Love it!! Beautiful dress. Would love to see it on your chi.


----------



## missydawn (May 29, 2012)

That is sooo beautiful!I love it!


----------



## 4bsingreece (Apr 11, 2012)

That is adorable!


----------



## KritterMom (Mar 17, 2012)

Thank you everyone.


----------



## intent2smile (Dec 4, 2011)

That is gorgeous! You are very talented


----------



## stephanie.f8291 (Aug 29, 2012)

I want a girl to dress up so she can wear that!


----------



## ElvisPresley'sMom (Sep 5, 2012)

So gorgeous! You are incredibly talented. This dress is making me wish that Elvis was a girl, hehe.


----------



## lynngraves (Jan 9, 2013)

Absolutely beautiful. I have some fabric like this (the sequined piece), and I tried hand-stitching a doggy bikini out of it. I failed miserably; for some reason I just could not get it to look right. Any tips? I paid quite a bit of money for those tiny bits of fabric, and I'd like to actually use them, lol...


----------



## KritterMom (Mar 17, 2012)

Lynngraves. I haven't made bikinis for dogs yet. BUT! What you can do is use a cotton fabric for the lining of the bikini, cut it out according to the pattern. now cut a regularer piece of the sequin and sew the cotton to it. Than cut around to match the cotton fabric and turn inside out. Make sure your cotton has been prewashed and ironed. It helps a ton. If you find that thats not how you want to do it. Get some parcel paper, like wax paper but without the wax, and place that on top of the sequin fabric when you sew, also make sure you have needles meant for a knit fabric too. The needles are call ball point. 

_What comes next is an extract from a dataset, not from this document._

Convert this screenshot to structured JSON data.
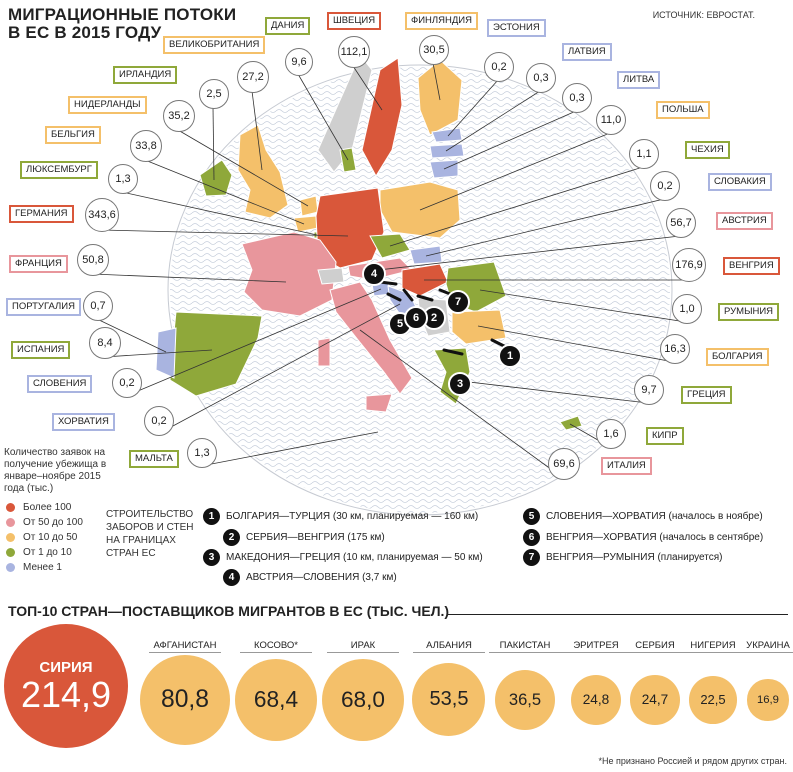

I truly hope that helped. 

I know this is late answering the question. Poshy Pups got swamped for Christmas outfits and I was sewing pratically none stop for two months. 

Thank you everyone for the compliments.


----------



## WinniesMum (Jan 20, 2013)

This is lovely! Can I ask how you made the skirt?
x


----------



## Chrissie (Jan 21, 2013)

Very pretty dress 


Sent from my iPhone using Petguide.com Free App


----------



## KritterMom (Mar 17, 2012)

Thank you


----------



## Buildthemskywards (Jun 16, 2012)

I was asked to draw this dress but in pink by Victoria. Thanks again for passing her my details by the way


----------



## lynngraves (Jan 9, 2013)

I believe I had satin fabric for the "lining," which might have been my problem.  I'll try the cotton idea...and I may need to look for ball-point needles as well. Thanks for the suggestion!


----------



## Fortheloveofthechi (Jan 4, 2013)

Wow that is beautiful you should sell them I would absolutely buy at least two of them for my girls


Sent from Petguide.com Free App


----------